Voting at some 850 stations began on schedule at 7 am (local time) amid tight security to elect the provincial administration in the region dominated by the Tamil Tigers until their defeat by the military in 2009. Soldiers patrolled the streets with police, election observers said.
The election is expected to give minority Tamils a chance at self-rule after decades of ethnic conflict that left over 100,000 dead.
Earlier, election officials said a turnout of about 35 per cent was recorded in Jaffna by 10 am (local time). Kilinochchi district saw a turnout of 29 per cent, Mannar 30 per cent and Vavuniya 24 per cent, they said.
More than 2,000 local and foreign observers were deployed in the province, where nearly 715,000 people are eligible to vote in the election to choose a 36-member Northern Provincial Council for a five-year term.

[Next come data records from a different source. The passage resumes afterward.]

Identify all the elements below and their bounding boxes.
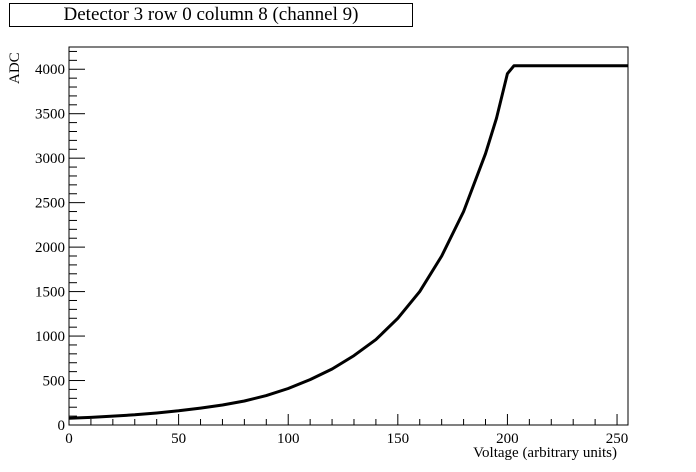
x-axis-label: Voltage (arbitrary units) xyxy=(473,445,617,461)
y-tick-label: 3000 xyxy=(35,151,65,167)
y-tick-label: 1500 xyxy=(35,285,65,301)
x-tick-label: 200 xyxy=(496,431,519,447)
y-tick-label: 1000 xyxy=(35,329,65,345)
y-axis-label: ADC xyxy=(7,52,23,84)
y-tick-label: 3500 xyxy=(35,107,65,123)
chart-title: Detector 3 row 0 column 8 (channel 9) xyxy=(63,4,359,25)
axes: 0 50 100 150 200 2500500100015002000250030003… xyxy=(35,50,629,447)
x-tick-label: 250 xyxy=(606,431,629,447)
y-tick-label: 2000 xyxy=(35,240,65,256)
x-tick-label: 0 xyxy=(65,431,73,447)
adc-curve xyxy=(68,64,628,420)
y-tick-label: 2500 xyxy=(35,196,65,212)
y-tick-label: 4000 xyxy=(35,62,65,78)
x-tick-label: 100 xyxy=(277,431,300,447)
x-tick-label: 50 xyxy=(171,431,186,447)
chart-title-box: Detector 3 row 0 column 8 (channel 9) xyxy=(9,3,413,27)
y-tick-label: 0 xyxy=(58,418,66,434)
y-tick-label: 500 xyxy=(43,374,66,390)
plot-frame xyxy=(68,46,629,426)
x-tick-label: 150 xyxy=(387,431,410,447)
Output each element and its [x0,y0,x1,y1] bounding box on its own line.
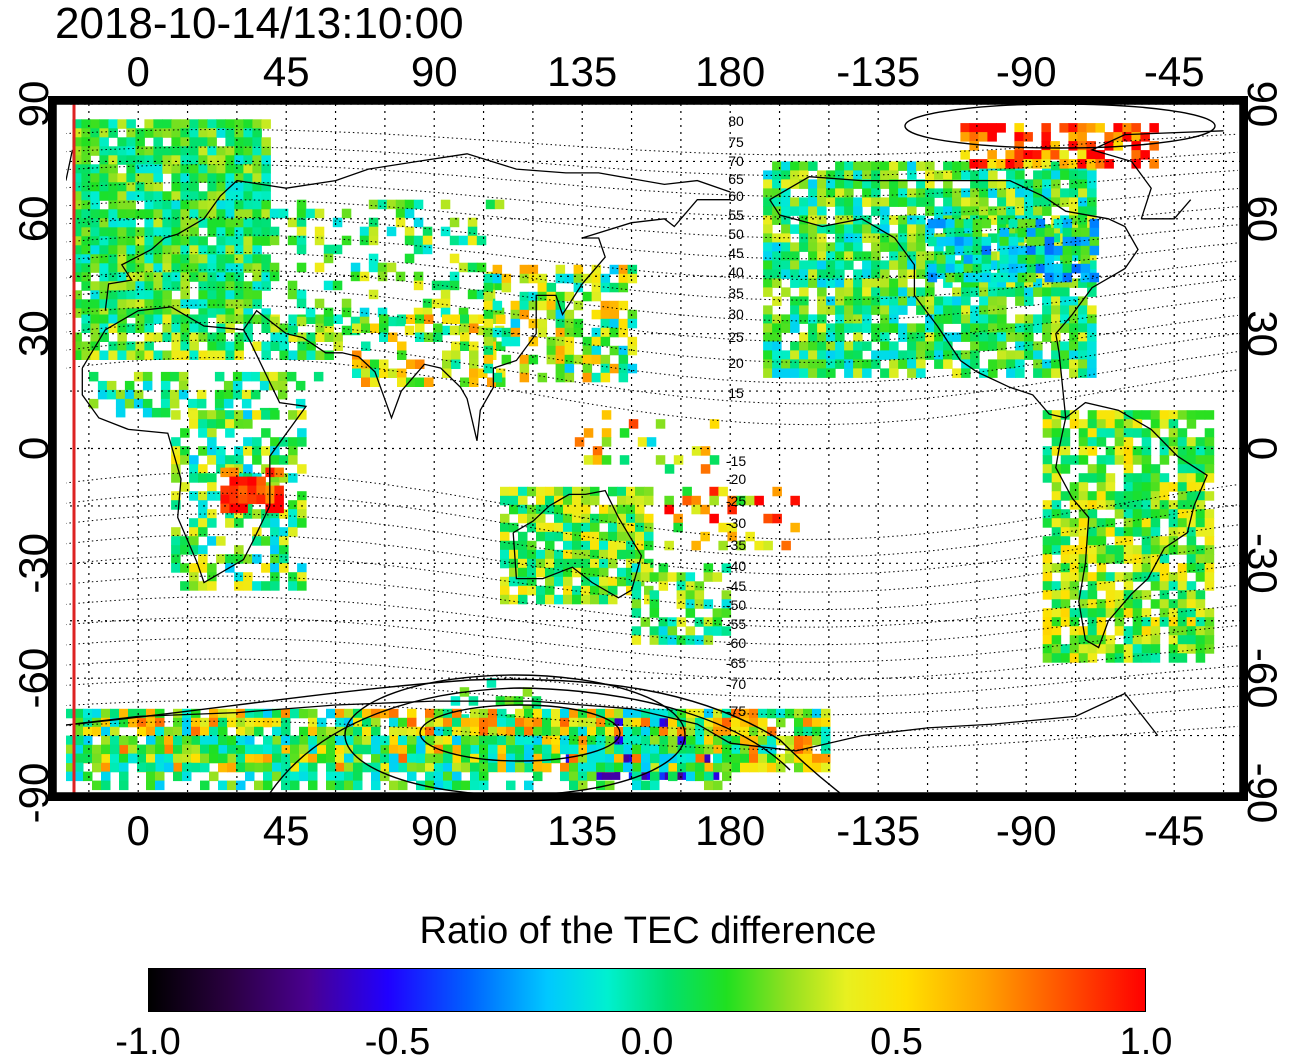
lat-label-left: 90 [10,81,57,128]
latitude-labels-right: 90 60 30 0 -30 -60 -90 [1239,81,1286,824]
lon-label-top: 90 [411,48,458,95]
lat-label-right: 30 [1239,310,1286,357]
mag-lat-label: 55 [728,207,744,223]
colorbar [148,968,1146,1012]
mag-lat-label: 50 [728,226,744,242]
mag-lat-label: 60 [728,188,744,204]
lon-label-bottom: -135 [836,807,920,854]
mag-lat-label: 75 [728,134,744,150]
lon-label-top: 180 [695,48,765,95]
tec-map: 8075706560555045403530252015-15-20-25-30… [10,48,1286,854]
coastline [81,306,308,584]
frame-bottom-bar [48,793,1248,801]
mag-lat-label: -75 [726,703,746,719]
mag-lat-label: -35 [726,537,746,553]
lon-label-top: 45 [263,48,310,95]
lat-label-left: 60 [10,195,57,242]
colorbar-title: Ratio of the TEC difference [419,910,877,952]
lon-label-top: 135 [547,48,617,95]
mag-lat-label: 20 [728,355,744,371]
coastline [1055,401,1208,649]
mag-lat-label: 25 [728,329,744,345]
latitude-labels-left: 90 60 30 0 -30 -60 -90 [10,81,57,824]
colorbar-tick-label: -0.5 [364,1021,431,1063]
graticule [66,104,1240,793]
mag-lat-label: 40 [728,264,744,280]
lon-label-bottom: 0 [127,807,150,854]
lat-label-left: 30 [10,310,57,357]
lon-label-bottom: 180 [695,807,765,854]
lon-label-bottom: 135 [547,807,617,854]
mag-lat-label: -30 [726,515,746,531]
coastline [242,199,731,441]
mag-lat-label: 70 [728,153,744,169]
lon-label-top: -135 [836,48,920,95]
colorbar-tick-label: -1.0 [115,1021,181,1063]
frame-right-bar [1240,96,1248,801]
mag-lat-label: -25 [726,493,746,509]
lon-label-bottom: -90 [996,807,1057,854]
lat-label-right: -30 [1239,533,1286,594]
mag-lat-label: -15 [726,453,746,469]
coastline [72,692,1159,752]
lon-label-top: -45 [1144,48,1205,95]
lat-label-left: -90 [10,763,57,824]
magnetic-latitude-lines [66,129,1239,751]
colorbar-tick-label: 1.0 [1119,1021,1173,1063]
lat-label-left: -30 [10,533,57,594]
mag-lat-label: -55 [726,616,746,632]
mag-lat-label: 80 [728,113,744,129]
magnetic-auroral-lines [66,104,1216,793]
mag-lat-label: -70 [726,676,746,692]
mag-lat-label: -50 [726,597,746,613]
mag-lat-label: 65 [728,171,744,187]
lat-label-left: -60 [10,648,57,709]
frame-top-bar [48,96,1248,104]
lat-label-right: 60 [1239,195,1286,242]
frame-left-bar [48,96,56,801]
longitude-labels-top: 0 45 90 135 180 -135 -90 -45 [127,48,1205,95]
colorbar-tick-label: 0.0 [620,1021,674,1063]
lon-label-top: 0 [127,48,150,95]
lon-label-bottom: -45 [1144,807,1205,854]
mag-lat-label: 35 [728,285,744,301]
timestamp: 2018-10-14/13:10:00 [55,0,464,48]
lat-label-right: 0 [1239,437,1286,460]
mag-lat-label: 15 [728,385,744,401]
mag-lat-label: -40 [726,558,746,574]
mag-lat-label: -65 [726,655,746,671]
lon-label-bottom: 45 [263,807,310,854]
lon-label-top: -90 [996,48,1057,95]
mag-lat-label: 45 [728,245,744,261]
coastline [66,130,1224,220]
colorbar-tick-label: 0.5 [870,1021,923,1063]
lat-label-right: 90 [1239,81,1286,128]
lat-label-left: 0 [10,437,57,460]
mag-lat-label: -60 [726,635,746,651]
coastline [512,489,643,599]
lat-label-right: -60 [1239,648,1286,709]
mag-lat-label: 30 [728,306,744,322]
mag-lat-label: -20 [726,471,746,487]
mag-lat-label: -45 [726,578,746,594]
lat-label-right: -90 [1239,763,1286,824]
coastline [769,176,1139,419]
lon-label-bottom: 90 [411,807,458,854]
longitude-labels-bottom: 0 45 90 135 180 -135 -90 -45 [127,807,1205,854]
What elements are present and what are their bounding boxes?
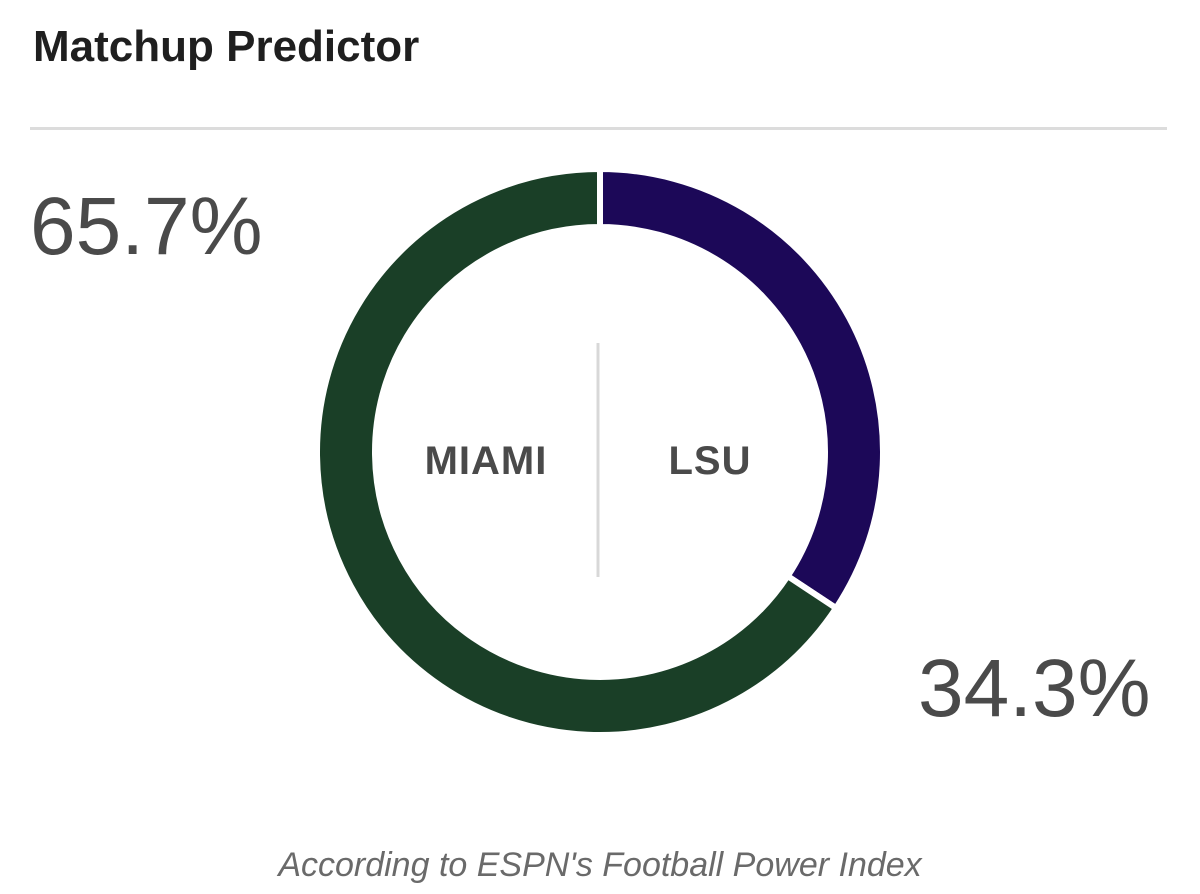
miami-percentage: 65.7%	[30, 181, 263, 272]
donut-slices	[314, 165, 886, 738]
team-label-lsu: LSU	[669, 439, 752, 483]
source-footnote: According to ESPN's Football Power Index	[278, 846, 922, 884]
donut-slice-lsu	[597, 165, 886, 613]
header-divider	[30, 127, 1167, 130]
donut-slice-miami	[314, 165, 841, 738]
team-label-miami: MIAMI	[425, 439, 548, 483]
lsu-percentage: 34.3%	[918, 643, 1151, 734]
page-title: Matchup Predictor	[33, 22, 420, 71]
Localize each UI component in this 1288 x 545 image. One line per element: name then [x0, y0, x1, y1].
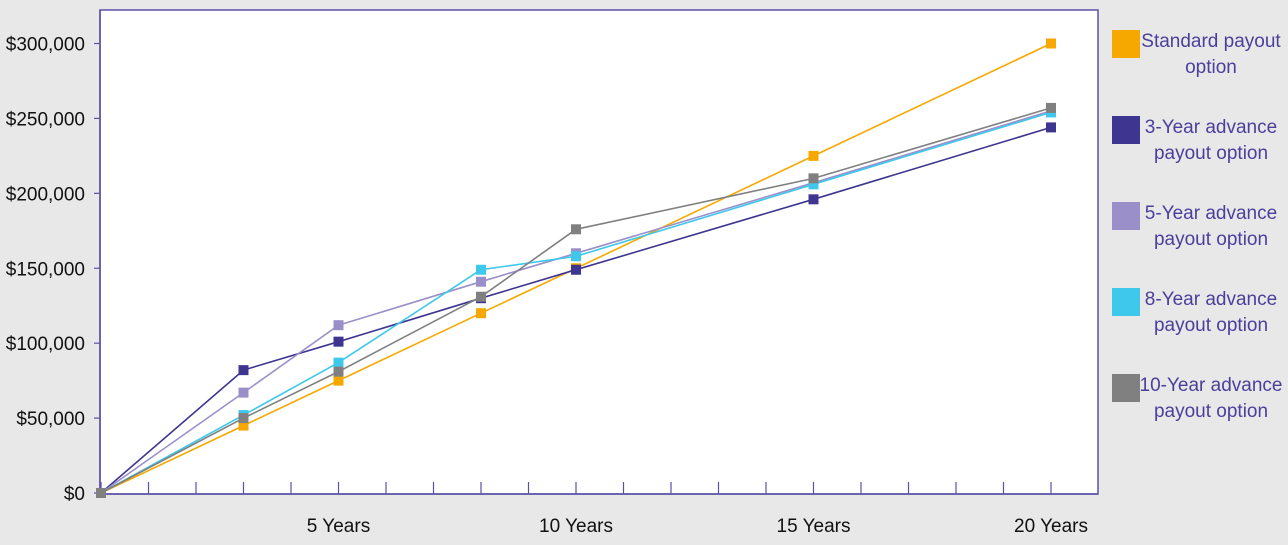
legend-item: 10-Year advance payout option [1112, 374, 1282, 422]
data-point [808, 194, 819, 205]
y-tick-label: $200,000 [6, 184, 85, 205]
data-point [238, 387, 249, 398]
y-tick-label: $300,000 [6, 35, 85, 56]
legend-label: 8-Year advance [1145, 289, 1277, 310]
data-point [476, 308, 486, 319]
legend-label: 10-Year advance [1140, 375, 1283, 396]
legend-item: 3-Year advance payout option [1112, 116, 1277, 164]
data-point [571, 251, 581, 262]
legend-label: payout option [1154, 401, 1268, 422]
legend-label: Standard payout [1141, 31, 1281, 52]
data-point [238, 365, 249, 376]
legend-swatch [1112, 30, 1140, 58]
x-tick-label: 5 Years [307, 516, 370, 537]
data-point [476, 276, 486, 287]
series-layer [96, 38, 1056, 498]
legend-label: payout option [1154, 143, 1268, 164]
y-tick-label: $250,000 [6, 109, 85, 130]
legend-swatch [1112, 288, 1140, 316]
data-point [571, 264, 581, 275]
y-tick-label: $100,000 [6, 334, 85, 355]
y-tick-label: $50,000 [16, 409, 85, 430]
data-point [1046, 102, 1056, 113]
legend-label: 5-Year advance [1145, 203, 1277, 224]
x-axis-ticks: 5 Years 10 Years 15 Years 20 Years [100, 482, 1088, 537]
data-point [333, 357, 344, 368]
data-point [333, 366, 344, 377]
data-point [808, 173, 819, 184]
data-point [333, 375, 344, 386]
legend-label: 3-Year advance [1145, 117, 1277, 138]
data-point [1046, 122, 1056, 133]
legend-label: payout option [1154, 315, 1268, 336]
data-point [476, 291, 486, 302]
plot-area [99, 9, 1099, 495]
data-point [333, 336, 344, 347]
data-point [333, 320, 344, 331]
y-tick-label: $0 [64, 484, 85, 505]
legend-item: 8-Year advance payout option [1112, 288, 1277, 336]
legend-swatch [1112, 116, 1140, 144]
x-tick-label: 15 Years [777, 516, 851, 537]
series-markers-5 [96, 102, 1056, 498]
legend-label: payout option [1154, 229, 1268, 250]
data-point [238, 413, 249, 424]
data-point [808, 150, 819, 161]
data-point [571, 224, 581, 235]
y-tick-label: $150,000 [6, 259, 85, 280]
legend-swatch [1112, 202, 1140, 230]
data-point [238, 420, 249, 431]
axes [99, 10, 1098, 495]
data-point [808, 179, 819, 190]
legend: Standard payout option 3-Year advance payou… [1112, 30, 1282, 422]
legend-label: option [1185, 57, 1237, 78]
x-tick-label: 20 Years [1014, 516, 1088, 537]
data-point [476, 264, 486, 275]
legend-swatch [1112, 374, 1140, 402]
legend-item: 5-Year advance payout option [1112, 202, 1277, 250]
legend-item: Standard payout option [1112, 30, 1281, 78]
x-tick-label: 10 Years [539, 516, 613, 537]
y-axis-ticks: $0 $50,000 $100,000 $150,000 $200,000 $250,00… [6, 35, 100, 505]
data-point [1046, 38, 1056, 49]
data-point [96, 488, 106, 498]
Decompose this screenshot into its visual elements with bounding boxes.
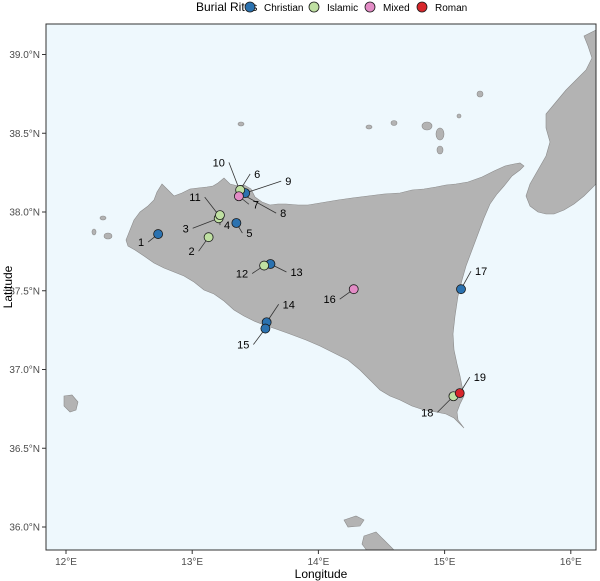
site-marker-15 xyxy=(260,323,271,334)
legend-label-mixed: Mixed xyxy=(383,3,410,14)
site-label-10: 10 xyxy=(213,157,225,169)
site-label-4: 4 xyxy=(224,220,230,232)
panel-border xyxy=(45,23,597,551)
legend-label-islamic: Islamic xyxy=(327,3,358,14)
site-label-1: 1 xyxy=(138,237,144,249)
legend-title: Burial Rites xyxy=(196,0,257,14)
ustica-island xyxy=(237,121,245,127)
site-marker-1 xyxy=(153,229,164,239)
x-tick-label: 15°E xyxy=(434,557,456,568)
site-label-16: 16 xyxy=(323,294,335,306)
x-tick-label: 13°E xyxy=(181,557,203,568)
site-marker-17 xyxy=(456,284,466,295)
x-tick-label: 16°E xyxy=(560,557,582,568)
site-label-3: 3 xyxy=(183,223,189,235)
legend-label-christian: Christian xyxy=(264,3,303,14)
legend-item-mixed: Mixed xyxy=(364,1,410,14)
site-label-13: 13 xyxy=(290,267,302,279)
site-marker-5 xyxy=(231,218,242,228)
legend-label-roman: Roman xyxy=(435,3,467,14)
land-layer xyxy=(63,29,596,550)
panarea-island xyxy=(456,113,462,119)
leader-line-9 xyxy=(245,180,282,194)
lipari-island xyxy=(435,127,445,141)
legend: Burial Rites Christian Islamic Mixed Rom… xyxy=(196,0,467,14)
site-marker-12 xyxy=(259,260,270,271)
site-marker-4 xyxy=(215,210,225,221)
sicily-landmass xyxy=(125,162,525,429)
leader-line-10 xyxy=(228,162,240,189)
site-label-11: 11 xyxy=(189,192,200,204)
x-tick-label: 14°E xyxy=(308,557,330,568)
site-label-8: 8 xyxy=(280,208,286,220)
legend-item-roman: Roman xyxy=(416,1,467,14)
legend-swatch-mixed xyxy=(364,1,376,13)
site-label-7: 7 xyxy=(253,199,259,211)
malta-landmass xyxy=(361,531,395,550)
site-label-6: 6 xyxy=(254,169,260,181)
site-label-18: 18 xyxy=(421,407,433,419)
calabria-landmass xyxy=(525,29,596,215)
linosa-island xyxy=(343,515,365,528)
legend-swatch-islamic xyxy=(308,1,320,13)
site-markers xyxy=(153,185,466,402)
x-axis: 12°E 13°E 14°E 15°E 16°E xyxy=(55,550,582,568)
egadi-marettimo xyxy=(91,228,97,236)
pantelleria-island xyxy=(63,394,79,413)
site-label-14: 14 xyxy=(283,299,295,311)
site-label-2: 2 xyxy=(188,246,194,258)
site-label-19: 19 xyxy=(474,372,486,384)
vulcano-island xyxy=(436,145,444,155)
site-label-5: 5 xyxy=(246,228,252,240)
x-tick-label: 12°E xyxy=(55,557,77,568)
site-label-15: 15 xyxy=(237,340,249,352)
stromboli-island xyxy=(476,90,484,98)
y-axis-title: Latitude xyxy=(1,265,15,308)
y-tick-label: 37.0°N xyxy=(9,365,40,376)
y-tick-label: 36.5°N xyxy=(9,444,40,455)
y-tick-label: 38.0°N xyxy=(9,208,40,219)
site-marker-7 xyxy=(233,191,244,202)
salina-island xyxy=(421,121,433,131)
filicudi-island xyxy=(390,120,398,126)
egadi-levanzo xyxy=(99,215,107,221)
legend-swatch-christian xyxy=(244,1,256,13)
site-marker-19 xyxy=(454,388,465,399)
legend-item-islamic: Islamic xyxy=(308,1,358,14)
site-label-17: 17 xyxy=(475,266,487,278)
y-tick-label: 38.5°N xyxy=(9,129,40,140)
site-label-12: 12 xyxy=(236,269,248,281)
egadi-favignana xyxy=(103,232,113,240)
site-marker-16 xyxy=(348,284,359,295)
y-tick-label: 36.0°N xyxy=(9,523,40,534)
legend-swatch-roman xyxy=(416,1,428,13)
y-axis: 39.0°N 38.5°N 38.0°N 37.5°N 37.0°N 36.5°N 36.0… xyxy=(9,50,46,534)
alicudi-island xyxy=(365,124,373,130)
site-label-9: 9 xyxy=(285,176,291,188)
legend-item-christian: Christian xyxy=(244,1,303,14)
y-tick-label: 37.5°N xyxy=(9,286,40,297)
y-tick-label: 39.0°N xyxy=(9,50,40,61)
site-marker-2 xyxy=(203,232,214,243)
x-axis-title: Longitude xyxy=(295,567,348,581)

Jaffna, Kilinochchi, Mannar, Mullaithivu and Vavuniya districts form the provincial council’s jurisdiction. For decades, these districts were the main strongholds of the LTTE.
The run-up to the election saw allegations of voters being intimidated by the army. The charge was firmly denied by the military.
There are nearly 906 candidates for the polls in the Northern Province, which is witnessing its first election after councils were created under the 13th Amendment, a byproduct of the 1987 Indo-Lanka Accord.
In the first north and east provincial council elections in 1988, only one political party participated due to the LTTE’s armed campaign to set up a separate Tamil homeland.
“My family and I want to maintain the peace here,” an elderly man said after voting in Jaffna. He said he was supporting President Mahinda Rajapaksa’s Tamil ally, Eelam People’s Democratic Party (EPDP), which is a part of the ruling coalition.
However a majority was expected to favour the main Tamil party, Tamil National Alliance (TNA). “Tamils have a lot of problems which are yet to be resolved,” said a trader who did not want to vote.